Hai l'impressione di essere allo stesso tempo in alta montagna e in pianura.
L'idea di visitare il Parco Nazionale dei Monti Sibillini e Castelluccio di Norcia mi frullava in testa da anni e finalmente l'occasione si è presentata nell'autunno del 2021. Mi sono concesso un soggiorno di una settimana circa e ho passato le mie giornate a fare escursioni a piedi e in bici un po' dovunque. Quest'esplorazione mi ha consentito di conoscere bene la zona e di vedere con i miei occhi le ferite ancora aperte lasciate dalla recente sequenza sismica che l'ha devastata.
I primi "sopralluoghi" di un posto a me nuovo servono a stuzzicare il mio interesse per invogliarmi a tornare ed esplorare più a fondo questi gioielli della natura. Ma in questo caso specifico, mi ero ripromesso in particolare di fotografare i sinuosi Monti Sibillini e la nebbia mattutina che si insinua tra i pendii. Con questo scatto, li ho ritratti entrambi: i miei due soggetti si combinano fino a diventare una cosa sola al sorgere del sole.
Ho iniziato a marciare alle quattro del mattino, arrampicandomi con tutta l'attrezzatura in spalla per fotografare dall'alto la scena sul pianoro sottostante. Sapevo esattamente che tipo d'immagine volevo scattare e avevo già individuato e perlustrato la vetta da scalare: offriva una veduta a 360 gradi delle montagne e delle vallate che si susseguono tutt'intorno.

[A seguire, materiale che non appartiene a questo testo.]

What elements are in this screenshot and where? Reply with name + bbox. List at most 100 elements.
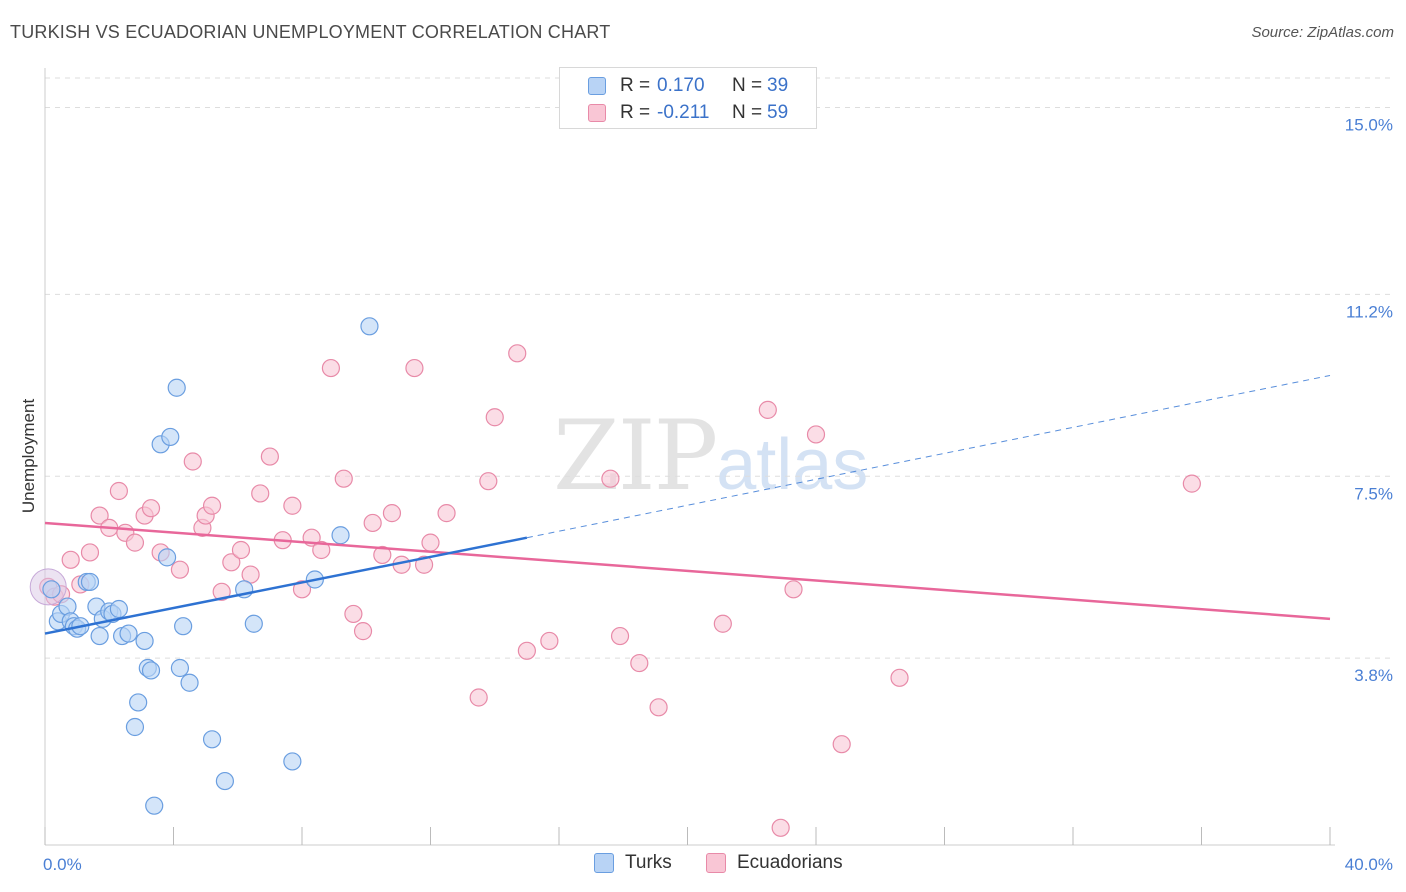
turks-trend-extension: [526, 374, 1331, 539]
ecuadorians-point: [437, 504, 456, 523]
turks-point: [141, 661, 161, 680]
turks-point: [244, 614, 263, 633]
axes: [44, 68, 1335, 846]
ecuadorians-point: [890, 668, 909, 687]
turks-point: [109, 599, 128, 619]
n-label: N =: [732, 102, 763, 123]
x-tick-label: 0.0%: [43, 855, 82, 874]
ecuadorians-point: [321, 358, 341, 378]
ecuadorians-point: [80, 543, 100, 562]
turks-swatch: [588, 77, 606, 95]
turks-trend-line: [44, 536, 528, 635]
ecuadorians-point: [170, 560, 190, 579]
y-axis-label: Unemployment: [19, 399, 38, 514]
turks-point: [180, 673, 199, 692]
trend-lines: [44, 374, 1331, 635]
ecuadorians-point: [222, 553, 241, 572]
y-tick-label: 3.8%: [1354, 666, 1393, 685]
ecuadorians-point: [405, 358, 424, 378]
turks-point: [58, 597, 77, 616]
turks-point: [174, 617, 193, 636]
y-tick-label: 11.2%: [1346, 302, 1393, 321]
ecuadorians-point: [292, 580, 312, 599]
legend-label: Ecuadorians: [737, 852, 843, 873]
n-value: 39: [767, 75, 789, 96]
turks-points: [42, 317, 379, 815]
ecuadorians-point: [212, 582, 231, 601]
correlation-legend: R = 0.170 N = 39 R = -0.211 N = 59: [559, 67, 817, 129]
ecuadorians-trend-line: [44, 521, 1331, 621]
turks-point: [145, 796, 164, 815]
ecuadorians-point: [479, 472, 498, 491]
turks-swatch: [594, 853, 614, 873]
ecuadorians-point: [183, 452, 202, 471]
ecuadorians-point: [610, 626, 630, 646]
turks-point: [170, 658, 190, 678]
ecuadorians-point: [312, 540, 331, 560]
legend-label: Turks: [625, 852, 672, 873]
ecuadorians-point: [61, 550, 80, 569]
ecuadorians-point: [832, 735, 851, 754]
turks-point: [167, 378, 186, 397]
y-tick-label: 15.0%: [1345, 116, 1393, 135]
turks-point: [161, 427, 180, 447]
turks-point: [157, 548, 177, 567]
ecuadorians-point: [353, 622, 373, 641]
n-value: 59: [767, 102, 789, 123]
ecuadorians-point: [334, 469, 353, 488]
ecuadorians-point: [630, 653, 649, 673]
chart-source: Source: ZipAtlas.com: [1251, 24, 1394, 41]
turks-point: [80, 572, 100, 592]
ecuadorians-swatch: [588, 104, 606, 122]
watermark-zip: ZIP: [553, 400, 718, 512]
x-tick-labels: 0.0% 40.0%: [43, 855, 1393, 874]
ecuadorians-point: [601, 469, 620, 488]
turks-point: [119, 624, 138, 643]
turks-point: [215, 771, 234, 791]
ecuadorians-point: [231, 540, 251, 560]
ecuadorians-point: [517, 641, 536, 660]
ecuadorians-point: [251, 484, 270, 503]
ecuadorians-point: [540, 631, 559, 651]
ecuadorians-point: [758, 400, 777, 419]
ecuadorians-point: [414, 555, 434, 574]
ecuadorians-point: [109, 481, 128, 501]
ecuadorians-point: [508, 344, 527, 363]
ecuadorians-point: [363, 513, 382, 533]
turks-point: [331, 526, 350, 545]
turks-point: [42, 580, 61, 599]
ecuadorians-point: [784, 580, 803, 599]
turks-point: [125, 717, 145, 737]
turks-point: [135, 631, 154, 651]
turks-point: [202, 730, 222, 749]
zipatlas-watermark: ZIPatlas: [553, 400, 868, 512]
chart-title: TURKISH VS ECUADORIAN UNEMPLOYMENT CORRE…: [10, 22, 611, 42]
watermark-atlas: atlas: [716, 425, 869, 505]
series-legend: Turks Ecuadorians: [0, 852, 1406, 878]
ecuadorians-point: [283, 496, 302, 515]
ecuadorians-point: [382, 504, 402, 523]
turks-point: [360, 317, 379, 336]
ecuadorians-point: [649, 698, 668, 717]
turks-point: [129, 693, 148, 712]
ecuadorians-points: [29, 344, 1201, 837]
r-value: 0.170: [657, 75, 705, 96]
turks-point: [283, 752, 302, 771]
turks-point: [90, 626, 109, 646]
r-value: -0.211: [657, 102, 710, 123]
r-label: R =: [620, 75, 651, 96]
n-label: N =: [732, 75, 763, 96]
y-tick-labels: 3.8% 7.5% 11.2% 15.0%: [1345, 116, 1393, 686]
y-tick-label: 7.5%: [1354, 484, 1393, 503]
ecuadorians-point: [260, 447, 279, 466]
ecuadorians-point: [141, 499, 161, 518]
ecuadorians-point: [125, 533, 145, 552]
ecuadorians-point: [1182, 474, 1201, 493]
r-label: R =: [620, 102, 651, 123]
ecuadorians-point: [90, 506, 109, 525]
ecuadorians-point: [713, 614, 732, 633]
ecuadorians-point: [202, 496, 222, 515]
ecuadorians-swatch: [706, 853, 726, 873]
ecuadorians-point: [344, 604, 363, 624]
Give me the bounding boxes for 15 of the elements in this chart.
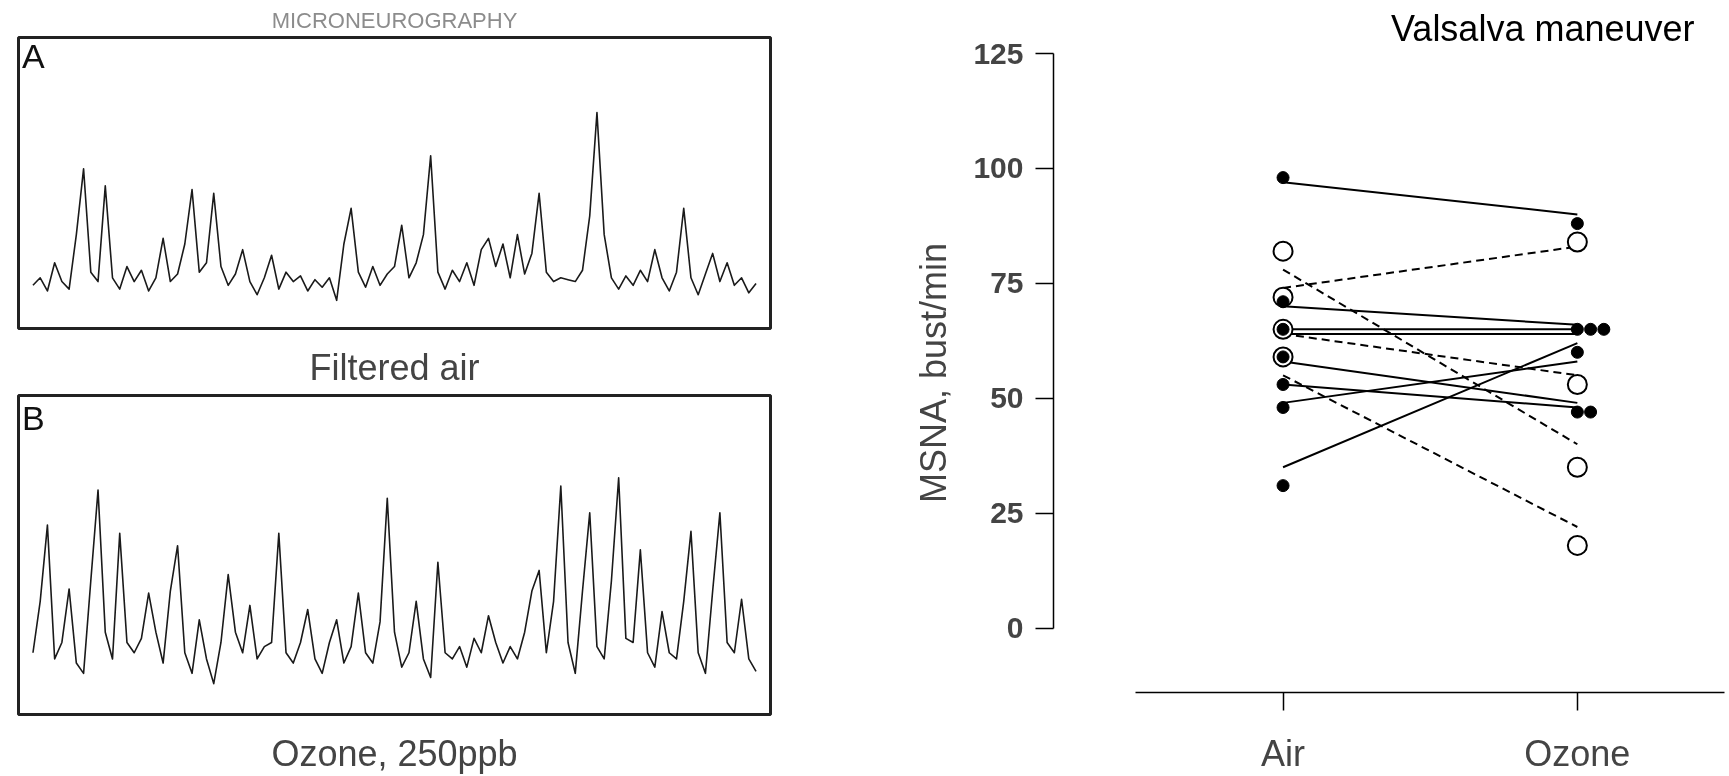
x-tick-label: Air — [1261, 732, 1306, 774]
y-axis-title: MSNA, bust/min — [913, 242, 955, 504]
y-tick-label: 125 — [973, 36, 1024, 70]
text: B — [22, 398, 45, 437]
y-tick-label: 100 — [973, 151, 1024, 185]
text: A — [22, 37, 46, 76]
x-axis-title: Filtered air — [309, 346, 480, 388]
chart-title: Valsalva maneuver — [1391, 7, 1695, 49]
y-tick-label: 75 — [990, 266, 1024, 300]
y-tick-label: 25 — [990, 496, 1024, 530]
y-tick-label: 0 — [1006, 611, 1024, 645]
chart-title: MICRONEUROGRAPHY — [271, 7, 518, 33]
y-tick-label: 50 — [990, 381, 1024, 415]
x-tick-label: Ozone — [1524, 732, 1631, 774]
x-axis-title: Ozone, 250ppb — [271, 732, 518, 774]
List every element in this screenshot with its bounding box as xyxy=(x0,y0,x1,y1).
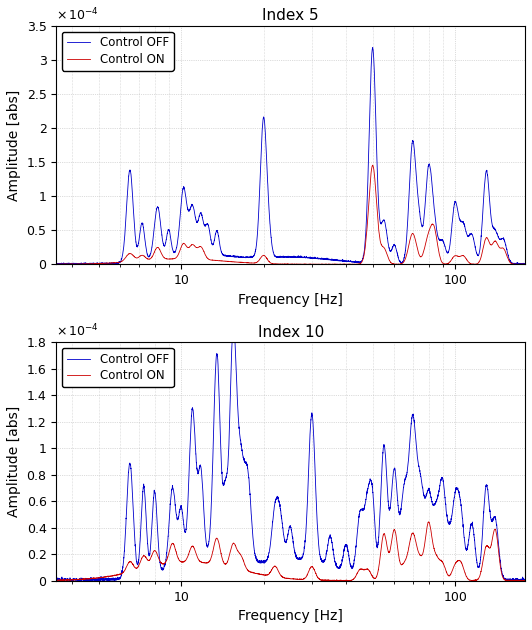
Control OFF xyxy=(53,575,60,582)
X-axis label: Frequency [Hz]: Frequency [Hz] xyxy=(238,609,343,623)
Control OFF xyxy=(77,576,83,583)
Control OFF xyxy=(351,556,358,564)
Control ON xyxy=(77,260,83,268)
Title: Index 5: Index 5 xyxy=(262,8,319,23)
Control ON xyxy=(516,577,522,585)
Control OFF xyxy=(426,486,432,494)
Control OFF xyxy=(401,255,407,262)
Line: Control ON: Control ON xyxy=(56,165,525,265)
Control OFF xyxy=(223,474,229,481)
Control OFF xyxy=(522,260,528,268)
Control ON xyxy=(223,560,229,568)
Line: Control OFF: Control OFF xyxy=(56,323,525,581)
Control ON xyxy=(522,260,528,268)
Control ON xyxy=(370,161,376,169)
Control ON xyxy=(330,576,337,584)
Control OFF xyxy=(512,261,519,268)
Control ON xyxy=(401,258,407,265)
Control ON xyxy=(401,559,407,566)
Line: Control OFF: Control OFF xyxy=(56,47,525,265)
Control ON xyxy=(223,258,229,265)
Control ON xyxy=(77,575,83,583)
Legend: Control OFF, Control ON: Control OFF, Control ON xyxy=(62,32,174,71)
Text: $\times\,10^{-4}$: $\times\,10^{-4}$ xyxy=(56,323,99,340)
Control ON xyxy=(426,227,432,235)
X-axis label: Frequency [Hz]: Frequency [Hz] xyxy=(238,293,343,307)
Control OFF xyxy=(370,43,376,51)
Control ON xyxy=(342,261,348,268)
Control OFF xyxy=(522,575,528,583)
Y-axis label: Amplitude [abs]: Amplitude [abs] xyxy=(7,89,21,201)
Control ON xyxy=(53,576,60,584)
Control OFF xyxy=(351,258,358,266)
Control ON xyxy=(330,261,337,268)
Control OFF xyxy=(223,252,229,260)
Text: $\times\,10^{-4}$: $\times\,10^{-4}$ xyxy=(56,7,99,23)
Legend: Control OFF, Control ON: Control OFF, Control ON xyxy=(62,348,174,387)
Control OFF xyxy=(330,551,337,558)
Control ON xyxy=(53,260,60,268)
Control OFF xyxy=(330,256,337,263)
Control ON xyxy=(425,518,431,525)
Control OFF xyxy=(77,260,83,268)
Control ON xyxy=(351,260,358,268)
Control OFF xyxy=(53,260,60,268)
Title: Index 10: Index 10 xyxy=(257,324,324,340)
Control OFF xyxy=(230,319,237,326)
Y-axis label: Amplitude [abs]: Amplitude [abs] xyxy=(7,406,21,517)
Control OFF xyxy=(401,481,407,488)
Line: Control ON: Control ON xyxy=(56,522,525,581)
Control OFF xyxy=(84,577,90,585)
Control ON xyxy=(351,575,358,582)
Control ON xyxy=(426,518,432,526)
Control ON xyxy=(522,576,528,584)
Control OFF xyxy=(426,161,432,168)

Ad accompagnarmi in quest'escursione, la mia α1 e l'obiettivo FE 100-400 mm f/4.5-5.6 GM OSS di Sony. Il teleobiettivo zoom e il potente sensore da 50 megapixel della fotocamera α1 sono ideali per questo tipo di immagini paesaggistiche: insieme, formano una soluzione completa che mi offre tutto il necessario per lavorare al meglio.
In questa foto, il soggetto si trovava a parecchi chilometri di distanza da me. Il giorno era appena spuntato, così ho scattato alla massima apertura di f/5.6 e ho ridotto la velocità dell'otturatore a 1/100° di secondo.
Grazie al meccanismo SteadyShot di stabilizzazione dell'immagine, integrato nella fotocamera e nell'obiettivo, posso scattare foto come questa a mano libera, anche con un teleobiettivo lungo. Qui ho usato pure l'autofocus della mia α1, che è stato in grado di garantirmi una messa a fuoco perfetta, malgrado la scena molto nebbiosa e poco contrastata. È praticamente infallibile, anche da notevole distanza e in condizioni di scarsa illuminazione e visibilità. La fotocamera α1 non ti delude mai.
Dopo aver messo a segno lo scatto che volevo, sono tornato giù in tutta fretta per fotografare la nebbia da un'altra angolazione: tra le rovine di Castelluccio. Al mio arrivo al borgo, luce e meteo erano incantevoli. E malgrado il mio istinto, che mi dice sempre se ho assistito a un momento speciale, quella volta l'ho capito soltanto più tardi, quando ho visualizzato le immagini su un grande schermo.
È proprio allora, nella "quiete dopo la tempesta", quando sei calmo e quel momento magico è ormai passato, che ti rendi conto di averne conservato la sola e unica traccia nella tua immagine. E adesso non vedo d'ora di ripetere l'esperienza, con la mia attrezzatura di Sony al seguito!
"Quando viaggio, scatto foto. Allora, continuo a viaggiare."